Until December 13 at the Print Center New York, the group exhibition Data Consciousness: Reframing Blackness in Contemporary Print comprises works by Tahir Hemphill, Julia Mallory, Silas Munro, Kameelah Janan Rasheed, William Villalongo, and Shraddha Ramani. Curated by Tiffany E. Barber, the exhibition confronts the complexities of double consciousness in relation to race, technology, and representation in a data-driven world.
Data Consciousness: Reframing Blackness in Contemporary Print also references Du Bois’s works at the 1900 Paris Exposition, where he exhibited Black life post-Reconstruction through graphs, charts, maps, and photographs. In these notable archived works, Du Bois has reshaped how Black people can measure progress and change within the community.
To bring Data Consciousness to life, these artists came together to envision expansive information on Du Bois’s legacy and how his efforts still apply today. Together, artist William Villalongo and urbanist Shraddha Ramani created a collaborative research-based print portfolio titled Printing Black America: DuBois’s Data Portraits in the 21st Century. This project examines the data visualization of the Black population, as presented in the U.S. Census, and images from six print publishers across the United States and Puerto Rico.
© Villalongo Studio, Shraddha Ramani, and Island Press, St. Louis. Image courtesy Island Press. Photo: Carol Green.
Silas Munro pays homage to Du Bois’s legacy by acknowledging the overlooked history of Black modernism and design that has contributed to the progress made today, particularly in the advancement of the LGBTQ+ community. Kameelah Janan Rasheed demonstrates how Du Bois transforms data into a nuanced, text-based minimalism.

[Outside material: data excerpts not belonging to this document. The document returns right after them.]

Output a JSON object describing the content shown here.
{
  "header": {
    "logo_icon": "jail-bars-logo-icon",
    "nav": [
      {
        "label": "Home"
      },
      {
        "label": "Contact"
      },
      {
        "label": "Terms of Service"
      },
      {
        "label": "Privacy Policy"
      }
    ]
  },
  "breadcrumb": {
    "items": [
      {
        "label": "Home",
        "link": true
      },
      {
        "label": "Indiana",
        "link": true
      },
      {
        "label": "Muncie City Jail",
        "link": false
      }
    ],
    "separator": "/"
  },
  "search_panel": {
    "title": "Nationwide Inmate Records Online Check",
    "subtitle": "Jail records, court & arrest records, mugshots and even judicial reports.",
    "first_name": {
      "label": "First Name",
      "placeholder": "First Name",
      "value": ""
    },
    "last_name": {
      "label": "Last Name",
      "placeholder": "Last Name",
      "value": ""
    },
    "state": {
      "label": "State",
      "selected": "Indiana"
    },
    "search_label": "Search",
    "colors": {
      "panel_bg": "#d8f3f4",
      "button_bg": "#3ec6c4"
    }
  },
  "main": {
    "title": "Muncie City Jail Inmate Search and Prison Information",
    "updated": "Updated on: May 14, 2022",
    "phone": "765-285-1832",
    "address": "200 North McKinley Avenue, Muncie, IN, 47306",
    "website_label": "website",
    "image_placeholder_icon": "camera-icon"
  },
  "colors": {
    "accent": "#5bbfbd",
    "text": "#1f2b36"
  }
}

Through immersive visual histories and community data projects, Tahir Hemphill shows the harmonization of hip-hop poetics, writing, photography, 3D-printed sculpture, and literature. Julia Mallory reimagines Du Bois’s drawings by animating them and incorporating her own family heritage. She uses stop-motion collage and storytelling to visualize the lineage of the past and future.

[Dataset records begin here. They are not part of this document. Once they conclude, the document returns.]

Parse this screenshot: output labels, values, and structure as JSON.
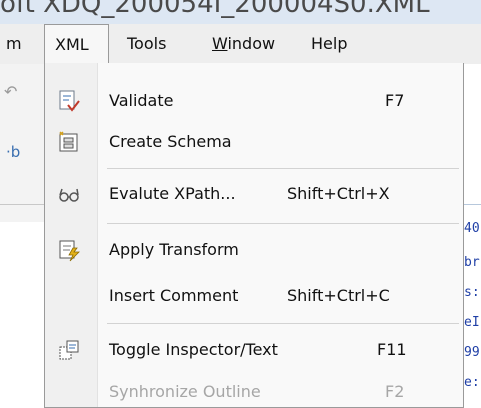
{
  "window": {
    "title_partial": "oft  XDQ_200054I_200004S0.XML"
  },
  "menubar": {
    "items": [
      {
        "label": "m"
      },
      {
        "label": "XML"
      },
      {
        "label": "Tools"
      },
      {
        "label_prefix": "",
        "label_mnemonic": "W",
        "label_suffix": "indow"
      },
      {
        "label": "Help"
      }
    ]
  },
  "background": {
    "left_glyph_top": "↶",
    "left_glyph_mid": "·b",
    "right_code": [
      "40",
      "br",
      "s:",
      "eI",
      "99",
      "e:"
    ]
  },
  "xml_menu": {
    "items": [
      {
        "label": "Validate",
        "shortcut": "F7",
        "icon": "validate-icon",
        "enabled": true
      },
      {
        "label": "Create Schema",
        "shortcut": "",
        "icon": "schema-icon",
        "enabled": true
      },
      {
        "label": "Evalute XPath...",
        "shortcut": "Shift+Ctrl+X",
        "icon": "glasses-icon",
        "enabled": true
      },
      {
        "label": "Apply Transform",
        "shortcut": "",
        "icon": "transform-icon",
        "enabled": true
      },
      {
        "label": "Insert Comment",
        "shortcut": "Shift+Ctrl+C",
        "icon": "",
        "enabled": true
      },
      {
        "label": "Toggle Inspector/Text",
        "shortcut": "F11",
        "icon": "inspector-icon",
        "enabled": true
      },
      {
        "label": "Synhronize Outline",
        "shortcut": "F2",
        "icon": "",
        "enabled": false
      }
    ]
  },
  "colors": {
    "menubar_bg": "#eeeeee",
    "menu_bg": "#f9f9f9",
    "disabled_text": "#a6a6a6",
    "titlebar_bg": "#dde7f3"
  }
}
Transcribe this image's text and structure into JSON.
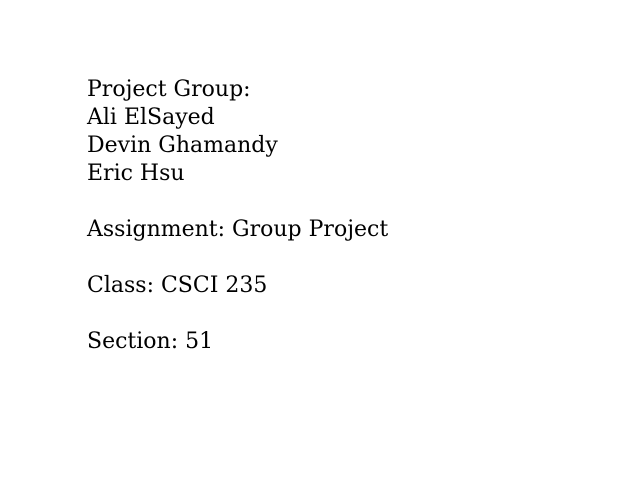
{
  "document": {
    "project_group_heading": "Project Group:",
    "members": [
      "Ali ElSayed",
      "Devin Ghamandy",
      "Eric Hsu"
    ],
    "assignment": "Assignment: Group Project",
    "class": "Class: CSCI 235",
    "section": "Section: 51"
  }
}
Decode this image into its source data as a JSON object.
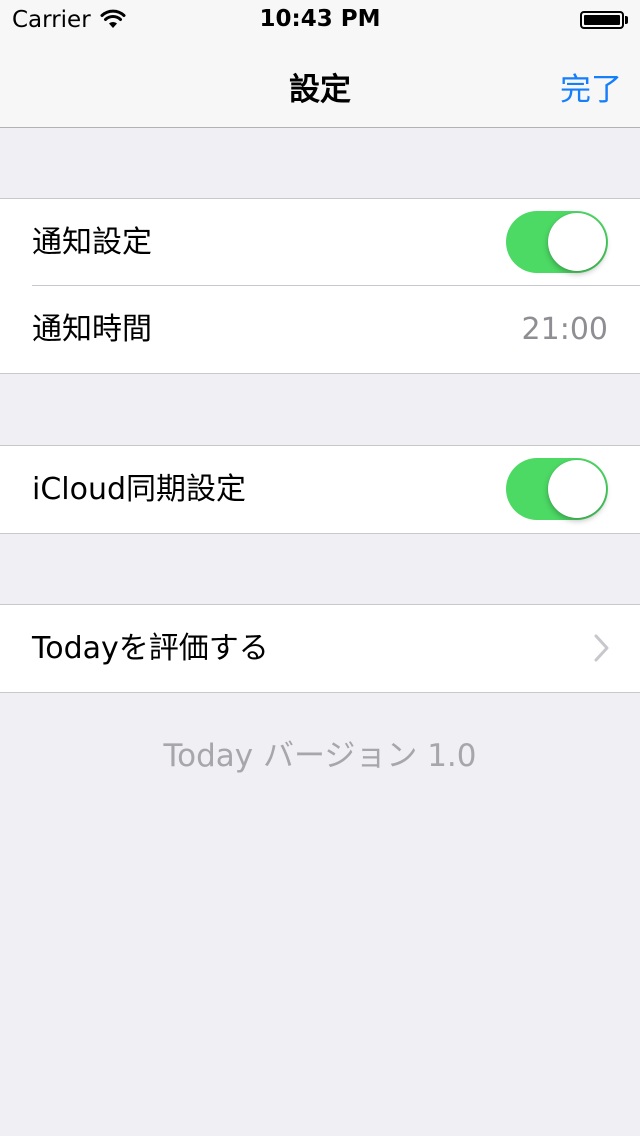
{
  "status_bar": {
    "carrier": "Carrier",
    "time": "10:43 PM"
  },
  "nav": {
    "title": "設定",
    "done_label": "完了",
    "accent_color": "#157efb"
  },
  "sections": {
    "notifications": {
      "notify_label": "通知設定",
      "notify_on": true,
      "time_label": "通知時間",
      "time_value": "21:00"
    },
    "sync": {
      "icloud_label": "iCloud同期設定",
      "icloud_on": true
    },
    "rate": {
      "rate_label": "Todayを評価する"
    }
  },
  "footer": {
    "version_text": "Today バージョン 1.0"
  },
  "colors": {
    "switch_on": "#4cd964",
    "background": "#efeff4"
  }
}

While Data Consciousness was carefully curated by Tiffany E. Barber, she did not expect to be tapped by Print Center’s Judy Hecker for such a prestigious position and responsibilities. “We didn’t really know what we were doing at the time,” Barber says. “It seemed cool, and we had a lot of support from the Print Center. Judy Hecker was really enthusiastic about working on something together. We didn’t know what that something would be, but she said she liked working with me and that I have a great vision and voice.”
Barber was still in the middle of her research and portfolio on Du Bois when Hecker asked her to curate the exhibition. However, the synergy clicked quickly. Barber continued this research as she curated Data Consciousness, and says she will continue it after the exhibition as well.

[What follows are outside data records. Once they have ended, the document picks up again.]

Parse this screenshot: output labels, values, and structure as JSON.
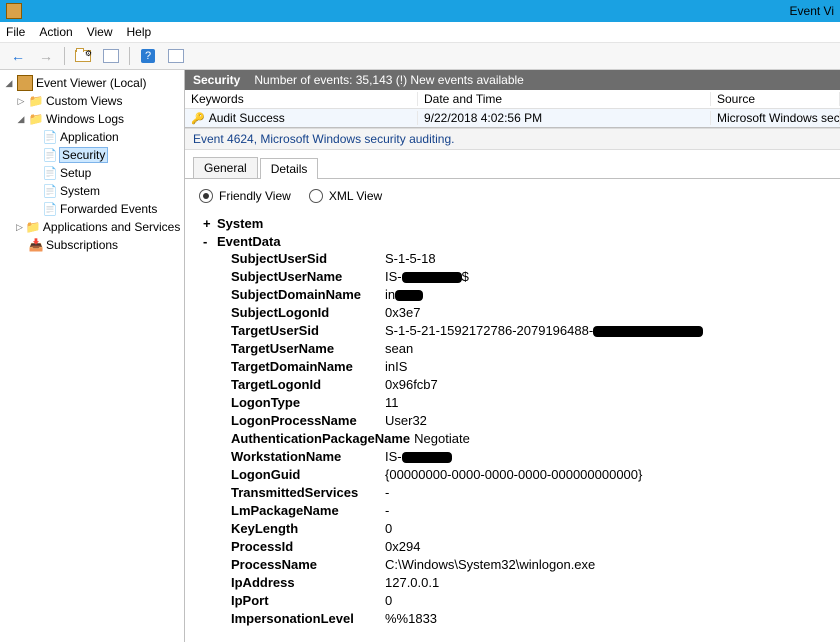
{
  "title": "Event Vi",
  "menu": [
    "File",
    "Action",
    "View",
    "Help"
  ],
  "tree": {
    "root": "Event Viewer (Local)",
    "custom": "Custom Views",
    "winlogs": "Windows Logs",
    "logs": [
      "Application",
      "Security",
      "Setup",
      "System",
      "Forwarded Events"
    ],
    "apps": "Applications and Services Lo",
    "subs": "Subscriptions"
  },
  "status": {
    "heading": "Security",
    "summary": "Number of events: 35,143 (!) New events available"
  },
  "grid": {
    "headers": {
      "keywords": "Keywords",
      "date": "Date and Time",
      "source": "Source"
    },
    "rows": [
      {
        "keywords": "Audit Success",
        "date": "9/22/2018 4:02:56 PM",
        "source": "Microsoft Windows security audit"
      }
    ]
  },
  "eventTitle": "Event 4624, Microsoft Windows security auditing.",
  "tabs": {
    "general": "General",
    "details": "Details"
  },
  "view": {
    "friendly": "Friendly View",
    "xml": "XML View"
  },
  "detail": {
    "system": "System",
    "eventdata": "EventData",
    "fields": [
      {
        "k": "SubjectUserSid",
        "v": "S-1-5-18"
      },
      {
        "k": "SubjectUserName",
        "v": "IS-██████$",
        "redact": 60
      },
      {
        "k": "SubjectDomainName",
        "v": "in███",
        "redact": 28
      },
      {
        "k": "SubjectLogonId",
        "v": "0x3e7"
      },
      {
        "k": "TargetUserSid",
        "v": "S-1-5-21-1592172786-2079196488-████████████",
        "redact": 110
      },
      {
        "k": "TargetUserName",
        "v": "sean"
      },
      {
        "k": "TargetDomainName",
        "v": "inIS"
      },
      {
        "k": "TargetLogonId",
        "v": "0x96fcb7"
      },
      {
        "k": "LogonType",
        "v": "11"
      },
      {
        "k": "LogonProcessName",
        "v": "User32"
      },
      {
        "k": "AuthenticationPackageName",
        "v": "Negotiate"
      },
      {
        "k": "WorkstationName",
        "v": "IS-█████",
        "redact": 50
      },
      {
        "k": "LogonGuid",
        "v": "{00000000-0000-0000-0000-000000000000}"
      },
      {
        "k": "TransmittedServices",
        "v": "-"
      },
      {
        "k": "LmPackageName",
        "v": "-"
      },
      {
        "k": "KeyLength",
        "v": "0"
      },
      {
        "k": "ProcessId",
        "v": "0x294"
      },
      {
        "k": "ProcessName",
        "v": "C:\\Windows\\System32\\winlogon.exe"
      },
      {
        "k": "IpAddress",
        "v": "127.0.0.1"
      },
      {
        "k": "IpPort",
        "v": "0"
      },
      {
        "k": "ImpersonationLevel",
        "v": "%%1833"
      }
    ]
  }
}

© Villalongo Studio, Shraddha Ramani, and Island Press, St. Louis. Image courtesy Island Press. Photo: Carol Green.
“Du Bois is such an important thinker and was really turning to art, art history, and exhibition-making at a really interesting time,” Barber says. “At the turn of the 20th century, he had already experimented with data portraits in 1896 when he published The Philadelphia Negro. He continued to invest in art, exhibition-making, and Black representation for the rest of his career.”
When Du Bois confronted systemic, social, and climate issues in the 20th century, Barber felt compelled to delve deeper, as many of these issues remain prominent today. She emphasizes Puerto Rico’s critical role in the production of many of the prints to further understand how Blackness and data portraits operate in different parts of the world, even if it’s a U.S. territory.
“This is the first kind of project where a team of artists collaborates with multiple print workshops,” she says. “This has never been done before. It came out beautifully, and each workshop has its own specialty and concentration. You’ll notice textures throughout the portfolio, like raised pointilism, particular signatures, punctuations, the context of Du Bois’s prints, and how they’re repetitive in history today.”
Every print in Data Consciousness has a story behind it. For example, one of the portfolios, comprising five prints, was created in Portland, Oregon. The portfolio documented an organization named Justice for Black Lives in Oregon. We soon learned that Oregon was a sundown state up until the 1970s. A lot of these organizations were galvanized by unrest in response to George Floyd’s murder.
© Villalongo Studio, Shraddha Ramani, and Powerhouse Arts, Brooklyn Image courtesy Print Center New York. Photo: Argenis Apolinario.
“As a curator and thinking about this framework, it became really important to underscore the ways in which Du Bois’s methods really stay with us today,” Barber says. “He’s made an impact on African American communities that are organizing amongst themselves to advance a quality of life for each other. Given the police and surveillance state under which we’re living, those spaces of dialogue and direct action, intramurally, are going to become more important.”
The exhibition raises questions about what a network is, whether it serves a greater good, how we measure data, and where liberation lies within that. As technology is accelerating and advancing at a rapid rate, it’s also important to question why this is happening. Most of the time, it’s due to Black people being exploited for their labor around the world.
“There is a direct connection between Black subjugation and the acceleration of technology,” Barber says. “That’s something the exhibition thinks about—how aesthetics can be political—and the relationship between technology, data, and surveillance now. We’re all circumscribed by and inundated with images, technologies, phones, and screens everywhere.”
When it comes to whether technology has a positive or negative impact on Black and Brown communities, there is no definitive answer. Data Consciousness eliminates the binary of a black or white answer by examining those limits through solidarity, community, and how these intertwining complexes impact our daily lives. Whether it’s through printing, data, research, or archiving, Data Consciousness: Reframing Blackness in Contemporary Print further proves how these concepts shape our present and future.